Baba-çocuk ilişkisinin niteliği çok önemlidir. Baba, yaratmak istediği otorite ve disiplini, korkutarak oluşturursa, çocuk da dış dünyayı korkutucu olarak görebilir. Baba, erkek çocuk için model, kız çocuk için ise karşı cinsin temsilcisidir.

Babalık rolü, tıpkı annelik gibi çocuğa sahip olmayı istemekle başlar. Baba adayının, çocuğuyla olan ilk iletişimi annenin hamilelik döneminde eşine yardımcı olmasıyla başlar. Özellikle günümüzün getirdiği koşullar babanın çocuğun eğitimindeki yerini genişletmiştir. Çalışan anne sayısının artmasıyla babanın aldığı sorumluluklar da artmıştır.

Bazı teorisyenler, annenin bebekle olan ilişkisinin bebeğin daha sonraki kişiliğini ve sosyal ilişkilerini büyük ölçüde biçimlendirdiğini savunurlar. Diğer yandan da babanın iki yaş evresinden sonraki aşamalarında etkili olduğu belirtilmiştir. Yapılan çalışmalarda baba-çocuk ilişkisinin; zeká, psiko-seksüel ve kişilik gelişimini etkilediği görülmektedir. İlk iki yıldan sonra artık çocuk anne ve babaya eşit mesafededir. Baba, çocuk için dış dünyanın ilk temsilcidir. Bu sebeple baba-çocuk ilişkisinin ilk adımlarının atıldığı bu dönemde aynı zamanda çocuğun dış dünyayla ilgili düşüncelerinin de ilk adımları atılmış olur. Bu bağlamda olumlu baba-çocuk ilişkisi, çocuğun dış dünyaya daha güvenle bakabilmesini sağlar. Buna paralel olarak çocuğun kendi kafasında yarattığı baba imgesi de çocuğun ileride dünyaya yaklaşımının temellerini oluşturur.

Erkek çocuklar erkeksi gücü, mücadeleyi, rekabeti, yenme ve yenilmeyi baba ile deneyimler. Ayrıca erkek çocuk beş yaşından sonra kendi cinselliğini fark etmeye başlayınca babayı taklit etmeye, onun gibi olmaya çalışır.

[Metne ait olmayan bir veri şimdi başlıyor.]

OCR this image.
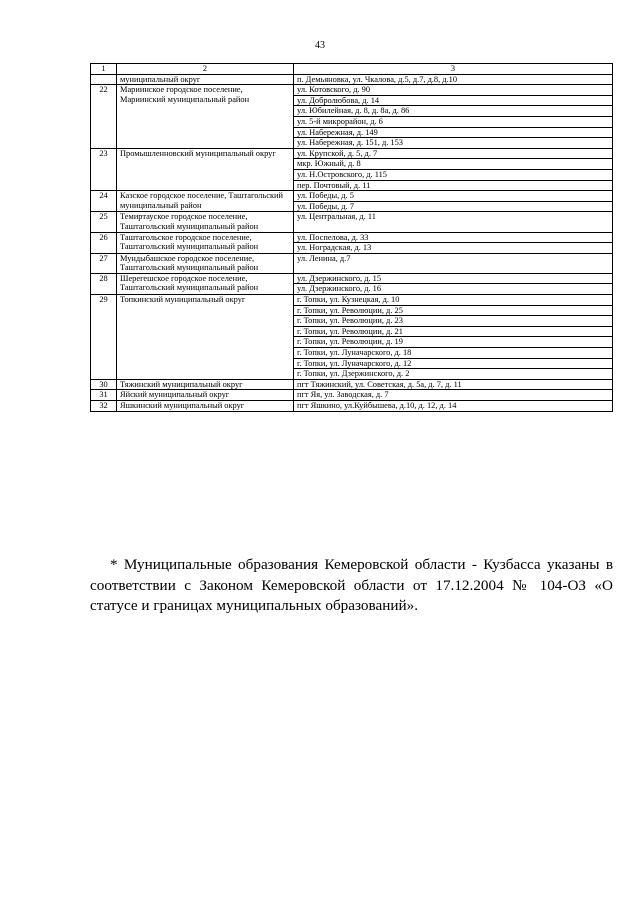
43
1	2	3
	муниципальный округ	п. Демьяновка, ул. Чкалова, д.5, д.7, д.8, д.10
22	Мариинское городское поселение, Мариинский муниципальный район	ул. Котовского, д. 90
		ул. Добролюбова, д. 14
		ул. Юбилейная, д. 8, д. 8а, д. 86
		ул. 5-й микрорайон, д. 6
		ул. Набережная, д. 149
		ул. Набережная, д. 151, д. 153
23	Промышленновский муниципальный округ	ул. Крупской, д. 5, д. 7
		мкр. Южный, д. 8
		ул. Н.Островского, д. 115
		пер. Почтовый, д. 11
24	Казское городское поселение, Таштагольский муниципальный район	ул. Победы, д. 5
		ул. Победы, д. 7
25	Темиртауское городское поселение, Таштагольский муниципальный район	ул. Центральная, д. 11
26	Таштагольское городское поселение, Таштагольский муниципальный район	ул. Поспелова, д. 33
		ул. Ноградская, д. 13
27	Мундыбашское городское поселение, Таштагольский муниципальный район	ул. Ленина, д.7
28	Шерегешское городское поселение, Таштагольский муниципальный район	ул. Дзержинского, д. 15
		ул. Дзержинского, д. 16
29	Топкинский муниципальный округ	г. Топки, ул. Кузнецкая, д. 10
		г. Топки, ул. Революции, д. 25
		г. Топки, ул. Революции, д. 23
		г. Топки, ул. Революции, д. 21
		г. Топки, ул. Революции, д. 19
		г. Топки, ул. Луначарского, д. 18
		г. Топки, ул. Луначарского, д. 12
		г. Топки, ул. Дзержинского, д. 2
30	Тяжинский муниципальный округ	пгт Тяжинский, ул. Советская, д. 5а, д. 7, д. 11
31	Яйский муниципальный округ	пгт Яя, ул. Заводская, д. 7
32	Яшкинский муниципальный округ	пгт Яшкино, ул.Куйбышева, д.10, д. 12, д. 14
* Муниципальные образования Кемеровской области - Кузбасса указаны в соответствии с Законом Кемеровской области от 17.12.2004 № 104-ОЗ «О статусе и границах муниципальных образований».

Kızlar ise erkek dünyasına ait ilk yatırımlarını babaları sayesinde oluştururlar. Anne ve babanın çocuğun eğitimindeki yeri birbirini tamamlar ve destekler niteliğindedir. Baba, genellikle disiplini sağlayan, anne ise aileyi bir arada tutan kişi olarak görülür. Anne, kız çocuk için model, erkek çocuk için karşı cinsin temsilcisidir.

Daha iyi bir baba olmak için

Çocuğunuzun gelişimini anne karnından itibaren takip edin.

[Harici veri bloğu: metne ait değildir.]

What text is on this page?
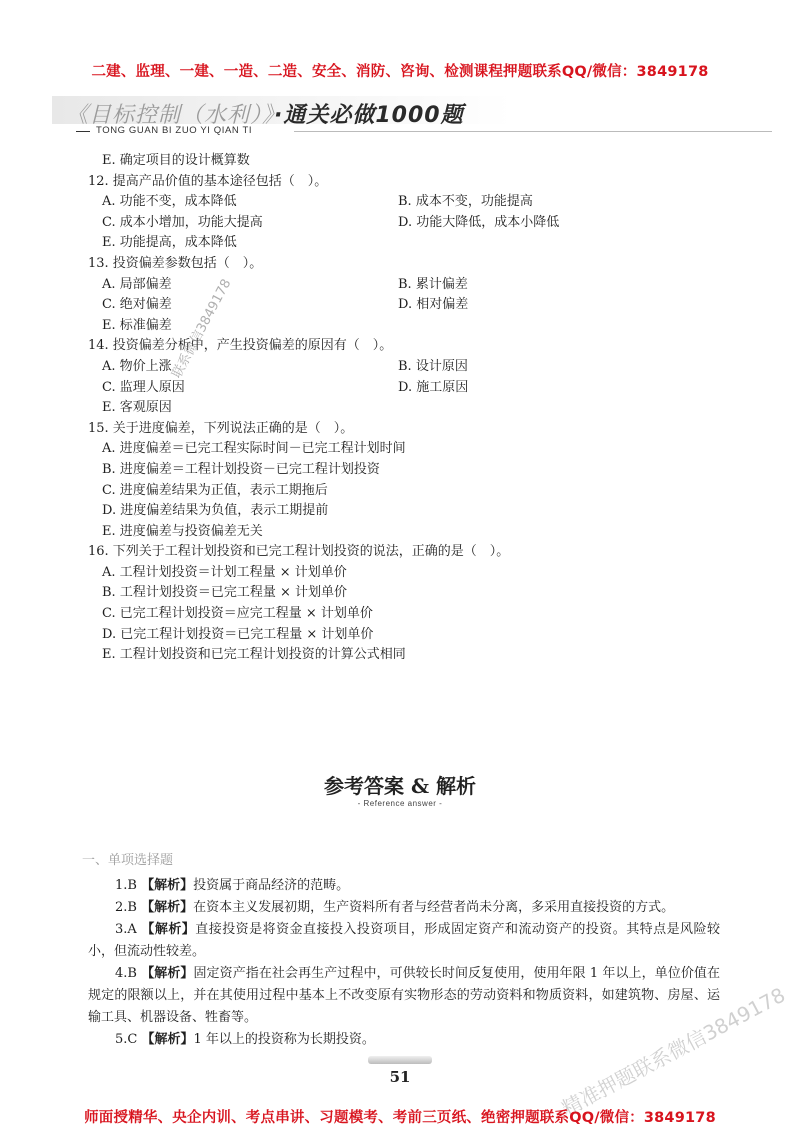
二建、监理、一建、一造、二造、安全、消防、咨询、检测课程押题联系QQ/微信：3849178
《目标控制（水利）》·通关必做1000题
TONG GUAN BI ZUO YI QIAN TI
E. 确定项目的设计概算数
12. 提高产品价值的基本途径包括（　）。
A. 功能不变，成本降低	B. 成本不变，功能提高
C. 成本小增加，功能大提高	D. 功能大降低，成本小降低
E. 功能提高，成本降低
13. 投资偏差参数包括（　）。
A. 局部偏差	B. 累计偏差
C. 绝对偏差	D. 相对偏差
E. 标准偏差
14. 投资偏差分析中，产生投资偏差的原因有（　）。
A. 物价上涨	B. 设计原因
C. 监理人原因	D. 施工原因
E. 客观原因
15. 关于进度偏差，下列说法正确的是（　）。
A. 进度偏差＝已完工程实际时间－已完工程计划时间
B. 进度偏差＝工程计划投资－已完工程计划投资
C. 进度偏差结果为正值，表示工期拖后
D. 进度偏差结果为负值，表示工期提前
E. 进度偏差与投资偏差无关
16. 下列关于工程计划投资和已完工程计划投资的说法，正确的是（　）。
A. 工程计划投资＝计划工程量 × 计划单价
B. 工程计划投资＝已完工程量 × 计划单价
C. 已完工程计划投资＝应完工程量 × 计划单价
D. 已完工程计划投资＝已完工程量 × 计划单价
E. 工程计划投资和已完工程计划投资的计算公式相同
参考答案 & 解析
- Reference answer -
一、单项选择题
1.B 【解析】投资属于商品经济的范畴。
2.B 【解析】在资本主义发展初期，生产资料所有者与经营者尚未分离，多采用直接投资的方式。
3.A 【解析】直接投资是将资金直接投入投资项目，形成固定资产和流动资产的投资。其特点是风险较小，但流动性较差。
4.B 【解析】固定资产指在社会再生产过程中，可供较长时间反复使用，使用年限 1 年以上，单位价值在规定的限额以上，并在其使用过程中基本上不改变原有实物形态的劳动资料和物质资料，如建筑物、房屋、运输工具、机器设备、牲畜等。
5.C 【解析】1 年以上的投资称为长期投资。
51
联系微信3849178
精准押题联系微信3849178
师面授精华、央企内训、考点串讲、习题模考、考前三页纸、绝密押题联系QQ/微信：3849178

Çocuğunuz üzerinde korkuya dayalı bir disiplin uygulamayın. Sizinle rahat ve açık bir ilişki kurabilmesi için ona fırsat verin. Tam tersi olarak tamamen disiplinsiz, kuralsız ve kontrolsüz bir disiplinin de çocuk üzerindeki olumsuz etkilerini göz ardı etmeyin.

Annelerin yaptığı gibi sizler de çocuğunuza onu her koşulda sevdiğinizi belirtin.

Çocuğunuzun zihinsel ve cinsel gelişimi için sizin de anne-çocuk ilişkisinin içinde olmanız gerektiğini unutmayın.

Çocuğunuza verdiğiniz her sözü tutmaya çalışın, tutamayacağınız sözleri vermeyin.

Çocuğunuzun ve sizin ortak sevdiğiniz bir aktivite edinin.

Çocuğunuzun fikirlerini dinleyin, onunla paylaşın.